DeSoto expanded in 1883 when Isaac Worley platted additional lots to the west. By the end of that year, it had developed into a small but thriving community with multiple stores, mills, and a blacksmith shop. In 1893, an adjacent development called East Muncie was planned to attract industry, but the project collapsed following the Panic of 1893. East Muncie was eventually absorbed into DeSoto, which remained an informal village without legal incorporation.
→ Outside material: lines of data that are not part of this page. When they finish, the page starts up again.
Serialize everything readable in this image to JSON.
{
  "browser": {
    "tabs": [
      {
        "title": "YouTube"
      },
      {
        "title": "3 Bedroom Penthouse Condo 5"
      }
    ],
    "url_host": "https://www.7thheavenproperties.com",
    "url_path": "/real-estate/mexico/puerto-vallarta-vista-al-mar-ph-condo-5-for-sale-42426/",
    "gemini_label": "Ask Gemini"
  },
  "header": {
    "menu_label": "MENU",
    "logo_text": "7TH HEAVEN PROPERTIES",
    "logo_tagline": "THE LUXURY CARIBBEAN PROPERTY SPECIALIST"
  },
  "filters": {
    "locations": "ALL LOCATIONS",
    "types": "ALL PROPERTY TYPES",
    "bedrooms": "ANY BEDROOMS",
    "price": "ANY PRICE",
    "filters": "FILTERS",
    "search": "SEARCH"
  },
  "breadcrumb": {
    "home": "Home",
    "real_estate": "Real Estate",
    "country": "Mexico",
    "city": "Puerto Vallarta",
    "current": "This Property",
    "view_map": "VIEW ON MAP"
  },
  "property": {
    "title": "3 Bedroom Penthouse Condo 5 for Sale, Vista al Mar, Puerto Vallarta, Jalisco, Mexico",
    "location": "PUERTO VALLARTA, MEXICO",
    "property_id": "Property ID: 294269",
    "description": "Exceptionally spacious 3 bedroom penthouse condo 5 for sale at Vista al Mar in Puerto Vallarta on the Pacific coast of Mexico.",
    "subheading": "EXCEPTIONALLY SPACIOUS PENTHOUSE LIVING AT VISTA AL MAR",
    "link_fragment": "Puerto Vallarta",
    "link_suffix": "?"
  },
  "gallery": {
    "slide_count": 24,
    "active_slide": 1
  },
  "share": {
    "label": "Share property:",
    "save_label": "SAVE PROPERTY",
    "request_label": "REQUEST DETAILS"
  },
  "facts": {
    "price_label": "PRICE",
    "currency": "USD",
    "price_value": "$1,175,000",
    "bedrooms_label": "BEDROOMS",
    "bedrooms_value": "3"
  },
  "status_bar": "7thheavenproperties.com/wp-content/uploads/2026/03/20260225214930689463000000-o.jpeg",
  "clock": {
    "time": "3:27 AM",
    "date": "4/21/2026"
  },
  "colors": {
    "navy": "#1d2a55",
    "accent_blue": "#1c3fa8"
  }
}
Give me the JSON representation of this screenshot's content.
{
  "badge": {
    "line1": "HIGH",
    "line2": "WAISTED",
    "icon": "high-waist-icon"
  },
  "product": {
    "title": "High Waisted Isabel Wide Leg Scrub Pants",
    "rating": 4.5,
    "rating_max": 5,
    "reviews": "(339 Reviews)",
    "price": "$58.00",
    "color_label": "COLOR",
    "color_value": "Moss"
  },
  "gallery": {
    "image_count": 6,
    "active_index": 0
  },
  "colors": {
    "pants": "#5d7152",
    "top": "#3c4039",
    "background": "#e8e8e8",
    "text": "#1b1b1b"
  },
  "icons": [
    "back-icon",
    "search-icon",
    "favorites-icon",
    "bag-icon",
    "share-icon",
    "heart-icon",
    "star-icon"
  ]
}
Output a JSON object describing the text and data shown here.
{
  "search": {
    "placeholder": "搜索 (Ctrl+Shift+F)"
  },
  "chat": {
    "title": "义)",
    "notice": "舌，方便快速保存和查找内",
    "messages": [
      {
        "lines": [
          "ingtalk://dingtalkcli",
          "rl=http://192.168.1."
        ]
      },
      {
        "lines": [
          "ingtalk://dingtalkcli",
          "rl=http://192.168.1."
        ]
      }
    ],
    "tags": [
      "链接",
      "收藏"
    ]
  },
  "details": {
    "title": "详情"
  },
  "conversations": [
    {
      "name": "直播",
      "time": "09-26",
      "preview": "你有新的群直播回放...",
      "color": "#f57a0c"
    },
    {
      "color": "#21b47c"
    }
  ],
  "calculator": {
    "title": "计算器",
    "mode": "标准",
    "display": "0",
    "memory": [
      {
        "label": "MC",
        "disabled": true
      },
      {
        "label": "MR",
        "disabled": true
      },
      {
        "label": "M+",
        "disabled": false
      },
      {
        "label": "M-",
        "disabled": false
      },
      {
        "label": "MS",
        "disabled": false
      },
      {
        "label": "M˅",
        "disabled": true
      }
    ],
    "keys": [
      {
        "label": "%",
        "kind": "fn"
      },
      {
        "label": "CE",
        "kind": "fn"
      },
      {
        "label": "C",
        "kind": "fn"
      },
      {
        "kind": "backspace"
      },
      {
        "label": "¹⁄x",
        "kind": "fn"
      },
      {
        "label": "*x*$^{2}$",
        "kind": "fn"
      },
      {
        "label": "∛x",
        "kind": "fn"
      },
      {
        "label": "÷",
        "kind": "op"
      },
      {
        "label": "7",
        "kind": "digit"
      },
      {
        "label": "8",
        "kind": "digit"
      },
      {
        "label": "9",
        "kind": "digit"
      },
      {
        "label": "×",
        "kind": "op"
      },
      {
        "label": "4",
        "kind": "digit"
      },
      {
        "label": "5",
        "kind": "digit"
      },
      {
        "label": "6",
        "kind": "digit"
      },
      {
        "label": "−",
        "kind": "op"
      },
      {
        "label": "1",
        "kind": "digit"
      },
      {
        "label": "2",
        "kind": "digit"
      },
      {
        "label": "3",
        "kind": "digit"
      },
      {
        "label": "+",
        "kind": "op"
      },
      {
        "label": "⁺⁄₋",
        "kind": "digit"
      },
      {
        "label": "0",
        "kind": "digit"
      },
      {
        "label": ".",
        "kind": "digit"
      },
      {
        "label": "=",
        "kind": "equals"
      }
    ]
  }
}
DeSoto's early economic growth was fueled by rail and interurban transportation. In 1905, the Muncie and Portland Traction Company established an interurban route through the village, later absorbed into the Union Traction system. Many residents found employment at Indiana Steel and Wire in Muncie, commuting via interurban trains. In 1908, a new school was built, consolidating several smaller township schools.

The rise of DeSoto coincided with the decline of the nearby hamlet of Clifton, a small agricultural settlement that had thrived before the Civil War but was ultimately bypassed by the railroad. With frequent flooding and the shift to rail transport, Clifton gradually disappeared, while DeSoto continued to develop as its successor.